Singkat cerita, persidangan pun berjalan terhadap para terdakwa. Bambang juga telah memberi keterangan sebagai ahli dalam persidangan.

Setelah melalui serangkaian persidangan, majelis hakim membacakan vonis terhadap para terdakwa. Tiga terdakwa pertama yang vonisnya dibacakan ialah eks Kadis ESDM itu adalah Suranto Wibowo selaku Kadis ESDM Provinsi Bangka Belitung periode 2015-2019, Amir Syahbana selaku Kadis ESDM Provinsi Bangka Belitung periode 2021-2024 dan Rusbani selaku Plt Kadis ESDM Provinsi Bangka Belitung Maret 2019.
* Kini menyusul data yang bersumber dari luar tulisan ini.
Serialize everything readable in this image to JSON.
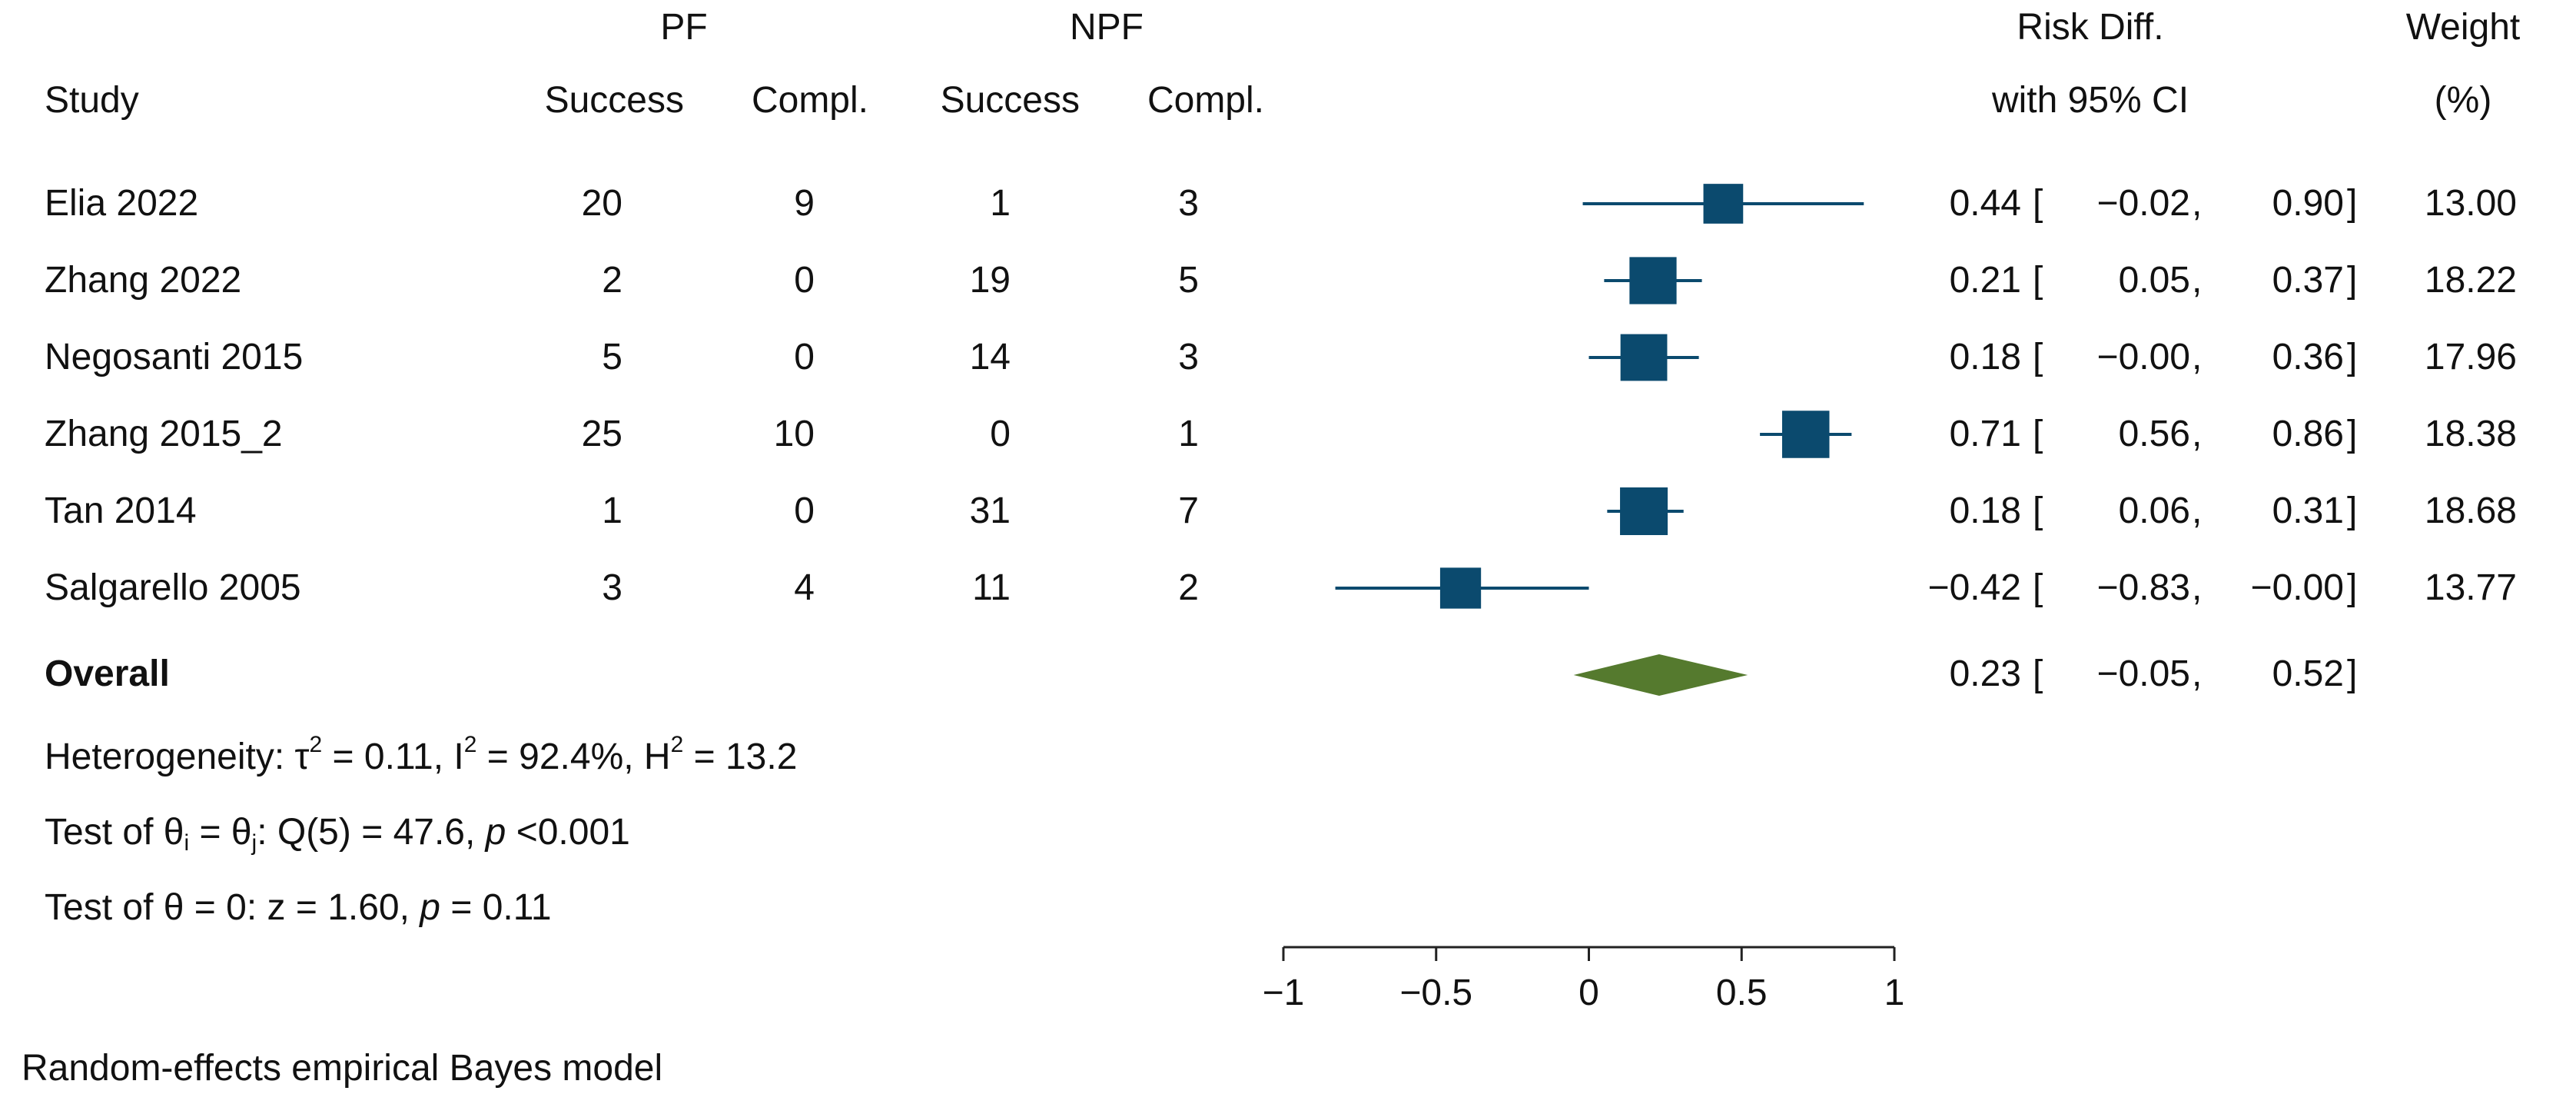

Suranto divonis 4 tahun penjara dan denda Rp 100 juta, Amir divonis 4 tahun penjara dan denda Rp 100 juta serta uang pengganti Rp 325 juta, sementara Rusbani divonis 2 tahun penjara dan denda Rp 50 juta. Dalam putusannya, hakim menyatakan kerugian negara dalam kasus ini mencapai Rp 300 triliun.

"Menimbang bahwa kegiatan penambangan ilegal di wilayah IUP PT Timah Tbk tahun 2015-2022 mengakibatkan kerugian negara sebesar Rp 300.003.263.938.131,14 (Rp 300 triliun)," kata hakim saat membacakan pertimbangan vonis pada Rabu (11/12/2024).

Kerugian itu termasuk unsur kerusakan ekosistem akibat penambangan ilegal. Total kerugian akibat kerusakan lingkungan itu Rp 271 triliun atau sama seperti perhitungan yang dimasukkan jaksa dalam dakwaan.

"Oleh karena itu, maka kerugian lingkungan pada lahan nonkawasan hutan seluas 95 ribu hektare lebih dan pada kawasan hutan sebesar 75 ribu hektare lebih dengan total sekitar 170 ribu hektare lebih, yaitu sebesar Rp 271.069.688.018.700 (Rp 271 triliun)," ujarnya.

Jumlah kerugian negara yang dinyatakan terbukti dalam kasus ini tetap sama, yakni Rp 300 triliun, dalam perkara dengan terdakwa lain seperti Harvey Moeis dan Helena Lim.

Kejagung Buka Suara

Kejaksaan Agung (Kejagung) telah buka suara usai Bambang dilaporkan. Kejagung menyatakan Bambang memberi keterangan berdasarkan keahliannya.

"Semua pihak harus taat asas. Ahli memberikan keterangannya atas dasar pengetahuannya, yang kemudian diolah dan dihitung oleh auditor negara," kata Kapuspenkum Kejagung Harli Siregar kepada wartawan, Jumat (10/1/2025).

Harli mengatakan perhitungan kerugian itu dilakukan atas permintaan penyidik. Dia juga mengingatkan bahwa lingkungan Rp 271 triliun itu termasuk dalam kerugian Rp 300 T yang dinyatakan terbukti di pengadilan.

"Pengadilan dalam putusannya telah menyatakan kerugian negara dalam perkara a quo sebanyak Rp 300 T. Artinya, pengadilan juga sependapat dengan JPU bahwa kerugian kerusakan lingkungan tersebut merupakan kerugian keuangan negara," ujarnya.